Testing Query Planners
A thing I did not appreciate for a long time is how different pieces of software merit different testing methodologies. I don't necessarily mean like, a pacemaker should be subject to different standards than an app that makes fart noises, I mean, different kinds of software demand different techniques to effectively test them, in addition to demanding different intensities of testing independent of their importance.
Software A might demand more intensive testing than software B not because it is more important that it works properly," but because structurally, socially, or otherwise, it will be more difficult to verify it is correct without particular tools.
Many services, for example, are simple interfaces over some data store. They come up, maybe read some configuration, then serve approximately the same query for their entire lives. The kind of testing this merits is very different from a query planner, which is going to serve a very wide range of different queries and workloads. Two deployments of it might not see any of the same kind of work.
For this reason, I think software with a wide surface area, like a query planner, is much better served by a property-based testing approach than a piecemeal, unit test-at-a-time approach. I want to emphasize that I am not a PBT purist, I think it has a very high cost and has questionable benefit for most things. But for anything that resembles a "language" and permits construction of arbitrarily complex inputs, my experiences have sold me on it being an absolute necessity.

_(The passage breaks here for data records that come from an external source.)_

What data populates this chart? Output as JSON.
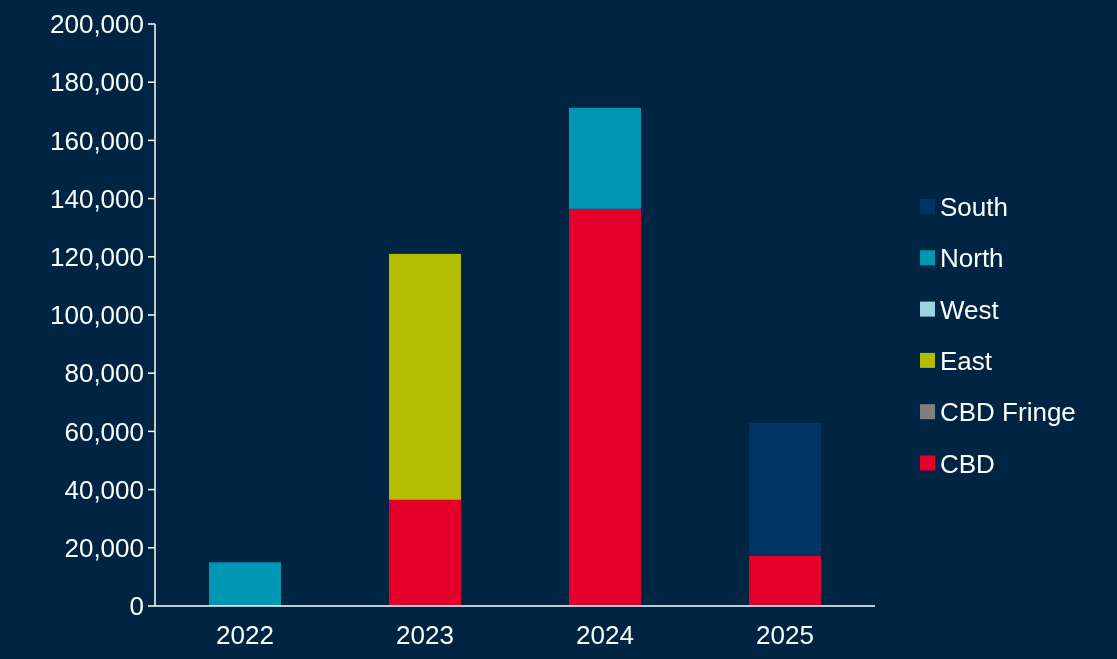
{
  "chart_data": {
    "type": "bar",
    "stacked": true,
    "categories": [
      "2022",
      "2023",
      "2024",
      "2025"
    ],
    "series": [
      {
        "name": "CBD",
        "color": "#e4002b",
        "values": [
          0,
          36500,
          136500,
          17200
        ]
      },
      {
        "name": "CBD Fringe",
        "color": "#7f7f7f",
        "values": [
          0,
          0,
          0,
          0
        ]
      },
      {
        "name": "East",
        "color": "#b5bd00",
        "values": [
          0,
          84500,
          0,
          0
        ]
      },
      {
        "name": "West",
        "color": "#99d5e0",
        "values": [
          0,
          0,
          0,
          0
        ]
      },
      {
        "name": "North",
        "color": "#0097b5",
        "values": [
          15000,
          0,
          34700,
          0
        ]
      },
      {
        "name": "South",
        "color": "#003366",
        "values": [
          0,
          0,
          0,
          45700
        ]
      }
    ],
    "ylim": [
      0,
      200000
    ],
    "yticks": [
      {
        "value": 0,
        "label": "0"
      },
      {
        "value": 20000,
        "label": "20,000"
      },
      {
        "value": 40000,
        "label": "40,000"
      },
      {
        "value": 60000,
        "label": "60,000"
      },
      {
        "value": 80000,
        "label": "80,000"
      },
      {
        "value": 100000,
        "label": "100,000"
      },
      {
        "value": 120000,
        "label": "120,000"
      },
      {
        "value": 140000,
        "label": "140,000"
      },
      {
        "value": 160000,
        "label": "160,000"
      },
      {
        "value": 180000,
        "label": "180,000"
      },
      {
        "value": 200000,
        "label": "200,000"
      }
    ],
    "grid": false,
    "legend": "right"
  }
}
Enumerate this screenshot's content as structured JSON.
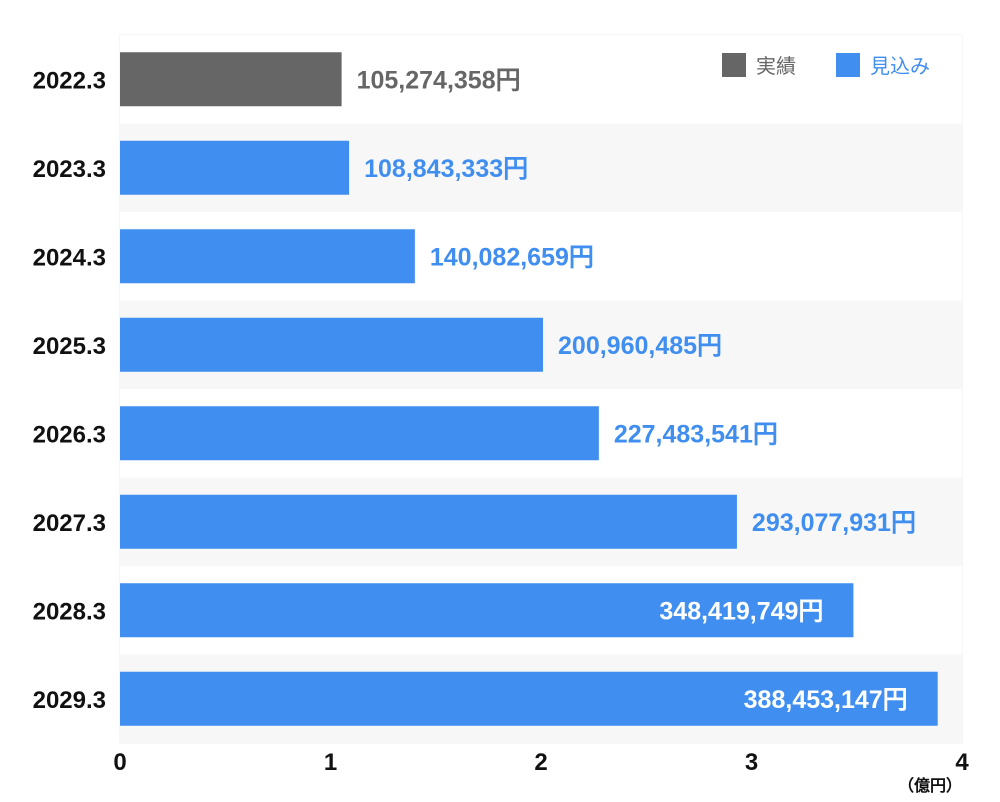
{
  "chart_data": {
    "type": "bar",
    "orientation": "horizontal",
    "categories": [
      "2022.3",
      "2023.3",
      "2024.3",
      "2025.3",
      "2026.3",
      "2027.3",
      "2028.3",
      "2029.3"
    ],
    "values": [
      105274358,
      108843333,
      140082659,
      200960485,
      227483541,
      293077931,
      348419749,
      388453147
    ],
    "value_labels": [
      "105,274,358円",
      "108,843,333円",
      "140,082,659円",
      "200,960,485円",
      "227,483,541円",
      "293,077,931円",
      "348,419,749円",
      "388,453,147円"
    ],
    "bar_series": [
      "実績",
      "見込み",
      "見込み",
      "見込み",
      "見込み",
      "見込み",
      "見込み",
      "見込み"
    ],
    "series": [
      {
        "name": "実績",
        "color": "#666666"
      },
      {
        "name": "見込み",
        "color": "#3f8ef0"
      }
    ],
    "x_unit_divisor": 100000000,
    "xlim": [
      0,
      4
    ],
    "x_ticks": [
      "0",
      "1",
      "2",
      "3",
      "4"
    ],
    "x_unit_label": "（億円）",
    "legend_position": "top-right",
    "grid": false
  }
}
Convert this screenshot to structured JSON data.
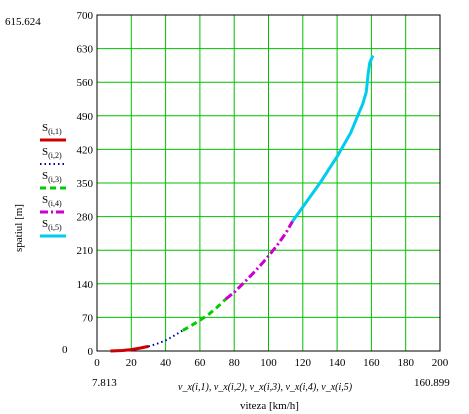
{
  "chart_data": {
    "type": "line",
    "xlabel": "viteza [km/h]",
    "ylabel": "spatiul [m]",
    "xlim": [
      0,
      200
    ],
    "ylim": [
      0,
      700
    ],
    "x_ticks": [
      "0",
      "20",
      "40",
      "60",
      "80",
      "100",
      "120",
      "140",
      "160",
      "180",
      "200"
    ],
    "y_ticks": [
      "0",
      "70",
      "140",
      "210",
      "280",
      "350",
      "420",
      "490",
      "560",
      "630",
      "700"
    ],
    "x_range_labels": {
      "min": "7.813",
      "max": "160.899"
    },
    "y_range_labels": {
      "min": "0",
      "max": "615.624"
    },
    "x_series_label": "v_x(i,1), v_x(i,2), v_x(i,3), v_x(i,4), v_x(i,5)",
    "grid": true,
    "colors": {
      "grid": "#00c000"
    },
    "series": [
      {
        "name": "S(i,1)",
        "color": "#cc0000",
        "dash": "solid",
        "points": [
          [
            7.8,
            0
          ],
          [
            15,
            1
          ],
          [
            20,
            3
          ],
          [
            25,
            6
          ],
          [
            30,
            9.5
          ]
        ]
      },
      {
        "name": "S(i,2)",
        "color": "#000099",
        "dash": "dot",
        "points": [
          [
            30,
            9.5
          ],
          [
            35,
            15
          ],
          [
            40,
            22
          ],
          [
            45,
            32
          ],
          [
            50,
            43
          ]
        ]
      },
      {
        "name": "S(i,3)",
        "color": "#00cc00",
        "dash": "dash",
        "points": [
          [
            50,
            43
          ],
          [
            55,
            53
          ],
          [
            60,
            64
          ],
          [
            65,
            76
          ],
          [
            70,
            91
          ],
          [
            75,
            108
          ]
        ]
      },
      {
        "name": "S(i,4)",
        "color": "#cc00cc",
        "dash": "dashdot",
        "points": [
          [
            75,
            108
          ],
          [
            80,
            122
          ],
          [
            85,
            140
          ],
          [
            90,
            158
          ],
          [
            95,
            177
          ],
          [
            100,
            198
          ],
          [
            105,
            220
          ],
          [
            110,
            245
          ],
          [
            114,
            270
          ]
        ]
      },
      {
        "name": "S(i,5)",
        "color": "#00ccee",
        "dash": "solid",
        "points": [
          [
            114,
            270
          ],
          [
            120,
            300
          ],
          [
            130,
            350
          ],
          [
            140,
            405
          ],
          [
            148,
            455
          ],
          [
            152,
            490
          ],
          [
            155,
            515
          ],
          [
            157,
            540
          ],
          [
            158,
            575
          ],
          [
            159,
            600
          ],
          [
            160.9,
            615.6
          ]
        ]
      }
    ]
  }
}
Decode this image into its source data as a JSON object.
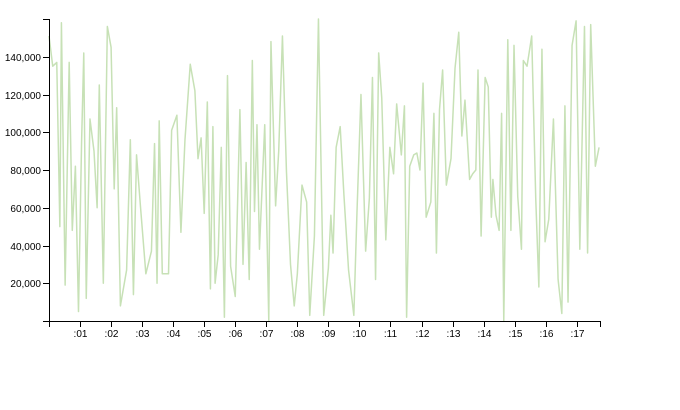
{
  "chart_data": {
    "type": "line",
    "title": "",
    "xlabel": "",
    "ylabel": "",
    "xlim": [
      0,
      17.75
    ],
    "ylim": [
      0,
      160000
    ],
    "grid": false,
    "x_tick_labels": [
      ":01",
      ":02",
      ":03",
      ":04",
      ":05",
      ":06",
      ":07",
      ":08",
      ":09",
      ":10",
      ":11",
      ":12",
      ":13",
      ":14",
      ":15",
      ":16",
      ":17"
    ],
    "y_tick_labels": [
      "20,000",
      "40,000",
      "60,000",
      "80,000",
      "100,000",
      "120,000",
      "140,000"
    ],
    "y_ticks": [
      20000,
      40000,
      60000,
      80000,
      100000,
      120000,
      140000
    ],
    "colors": {
      "series": "#c7e1b6",
      "axis": "#000000"
    },
    "series": [
      {
        "values": [
          [
            0.0,
            151000
          ],
          [
            0.12,
            135000
          ],
          [
            0.25,
            137000
          ],
          [
            0.35,
            50000
          ],
          [
            0.4,
            158000
          ],
          [
            0.52,
            19000
          ],
          [
            0.65,
            137000
          ],
          [
            0.75,
            48000
          ],
          [
            0.85,
            82000
          ],
          [
            0.95,
            5000
          ],
          [
            1.05,
            95000
          ],
          [
            1.12,
            142000
          ],
          [
            1.2,
            12000
          ],
          [
            1.32,
            107000
          ],
          [
            1.45,
            90000
          ],
          [
            1.55,
            60000
          ],
          [
            1.62,
            125000
          ],
          [
            1.75,
            20000
          ],
          [
            1.88,
            156000
          ],
          [
            2.0,
            145000
          ],
          [
            2.1,
            70000
          ],
          [
            2.18,
            113000
          ],
          [
            2.3,
            8000
          ],
          [
            2.5,
            27000
          ],
          [
            2.62,
            96000
          ],
          [
            2.72,
            14000
          ],
          [
            2.82,
            88000
          ],
          [
            2.95,
            60000
          ],
          [
            3.12,
            25000
          ],
          [
            3.3,
            37000
          ],
          [
            3.4,
            94000
          ],
          [
            3.48,
            20000
          ],
          [
            3.55,
            106000
          ],
          [
            3.65,
            25000
          ],
          [
            3.85,
            25000
          ],
          [
            3.95,
            101000
          ],
          [
            4.12,
            109000
          ],
          [
            4.25,
            47000
          ],
          [
            4.38,
            96000
          ],
          [
            4.55,
            136000
          ],
          [
            4.7,
            122000
          ],
          [
            4.8,
            86000
          ],
          [
            4.9,
            97000
          ],
          [
            5.0,
            57000
          ],
          [
            5.1,
            116000
          ],
          [
            5.2,
            17000
          ],
          [
            5.28,
            103000
          ],
          [
            5.35,
            20000
          ],
          [
            5.45,
            35000
          ],
          [
            5.55,
            92000
          ],
          [
            5.65,
            2000
          ],
          [
            5.75,
            130000
          ],
          [
            5.85,
            29000
          ],
          [
            6.0,
            13000
          ],
          [
            6.15,
            112000
          ],
          [
            6.25,
            30000
          ],
          [
            6.35,
            84000
          ],
          [
            6.45,
            22000
          ],
          [
            6.55,
            138000
          ],
          [
            6.62,
            58000
          ],
          [
            6.7,
            104000
          ],
          [
            6.78,
            38000
          ],
          [
            6.95,
            104000
          ],
          [
            7.08,
            0
          ],
          [
            7.15,
            148000
          ],
          [
            7.3,
            61000
          ],
          [
            7.4,
            90000
          ],
          [
            7.52,
            151000
          ],
          [
            7.65,
            79000
          ],
          [
            7.78,
            30000
          ],
          [
            7.9,
            8000
          ],
          [
            8.0,
            25000
          ],
          [
            8.15,
            72000
          ],
          [
            8.3,
            63000
          ],
          [
            8.4,
            3000
          ],
          [
            8.55,
            45000
          ],
          [
            8.68,
            160000
          ],
          [
            8.85,
            3000
          ],
          [
            9.0,
            28000
          ],
          [
            9.08,
            56000
          ],
          [
            9.15,
            36000
          ],
          [
            9.25,
            92000
          ],
          [
            9.38,
            103000
          ],
          [
            9.5,
            67000
          ],
          [
            9.65,
            27000
          ],
          [
            9.82,
            3000
          ],
          [
            9.92,
            57000
          ],
          [
            10.05,
            120000
          ],
          [
            10.2,
            37000
          ],
          [
            10.32,
            65000
          ],
          [
            10.42,
            129000
          ],
          [
            10.52,
            22000
          ],
          [
            10.62,
            142000
          ],
          [
            10.72,
            118000
          ],
          [
            10.85,
            43000
          ],
          [
            10.98,
            92000
          ],
          [
            11.1,
            78000
          ],
          [
            11.2,
            115000
          ],
          [
            11.35,
            88000
          ],
          [
            11.45,
            114000
          ],
          [
            11.52,
            2000
          ],
          [
            11.62,
            82000
          ],
          [
            11.75,
            88000
          ],
          [
            11.85,
            89000
          ],
          [
            11.95,
            80000
          ],
          [
            12.05,
            126000
          ],
          [
            12.15,
            55000
          ],
          [
            12.3,
            63000
          ],
          [
            12.4,
            110000
          ],
          [
            12.48,
            36000
          ],
          [
            12.58,
            112000
          ],
          [
            12.68,
            133000
          ],
          [
            12.8,
            72000
          ],
          [
            12.95,
            86000
          ],
          [
            13.08,
            134000
          ],
          [
            13.2,
            153000
          ],
          [
            13.3,
            98000
          ],
          [
            13.4,
            117000
          ],
          [
            13.55,
            75000
          ],
          [
            13.65,
            78000
          ],
          [
            13.75,
            80000
          ],
          [
            13.82,
            133000
          ],
          [
            13.92,
            45000
          ],
          [
            14.05,
            129000
          ],
          [
            14.15,
            124000
          ],
          [
            14.25,
            55000
          ],
          [
            14.3,
            75000
          ],
          [
            14.4,
            56000
          ],
          [
            14.5,
            48000
          ],
          [
            14.58,
            110000
          ],
          [
            14.65,
            0
          ],
          [
            14.78,
            149000
          ],
          [
            14.88,
            48000
          ],
          [
            14.98,
            146000
          ],
          [
            15.1,
            66000
          ],
          [
            15.22,
            38000
          ],
          [
            15.28,
            138000
          ],
          [
            15.4,
            135000
          ],
          [
            15.55,
            151000
          ],
          [
            15.68,
            65000
          ],
          [
            15.78,
            18000
          ],
          [
            15.88,
            144000
          ],
          [
            15.98,
            42000
          ],
          [
            16.1,
            54000
          ],
          [
            16.25,
            107000
          ],
          [
            16.4,
            22000
          ],
          [
            16.52,
            4000
          ],
          [
            16.62,
            114000
          ],
          [
            16.72,
            10000
          ],
          [
            16.85,
            146000
          ],
          [
            16.98,
            159000
          ],
          [
            17.1,
            38000
          ],
          [
            17.25,
            156000
          ],
          [
            17.35,
            36000
          ],
          [
            17.45,
            157000
          ],
          [
            17.6,
            82000
          ],
          [
            17.72,
            92000
          ]
        ]
      }
    ]
  }
}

Luckily for us, over the past few years, there have been some fantastic techniques developed expressly for the purpose of doing this kind of testing on SQL databases. They're generally some variation of metamorphic testing. I love metamorphic testing for SQL databases because it in large part reduces the problem of testing a database to building a high-quality query generator. I'll just outline my favourite (simplest) technique, Ternary Logic Partitioning, but Manuel Rigger and his collaborators have, at this point, developed a wide variety of these techniques.
Input: A SQL query Q
and a predicate p
.
Output: Three new SQL queries Q_t
, Q_f
, Q_N
, which must satisfy Q_t + Q_f + Q_N = Q
We transform Q
and output:
SELECT * FROM Q WHERE p
SELECT * FROM Q WHERE NOT p
SELECT * FROM Q WHERE p IS NULL
The power of this transformation is that SQL planners love to push predicates like this down, and, ideally, in some of those cases, the predicates making their way down the tree will disturb the structure, triggering possibly buggy optimizations. Then, you'll be able to detect the difference in output with the original query.
I think this is so powerful because SQL is so old and wide, and it's very difficult for any individual programmer to test all O(n^2)
combinations of features. I think it's very cool that we can, via metamorphic testing, go straight from "SQL query" to "test case," with no need for an oracle of what the right answer is in the middle.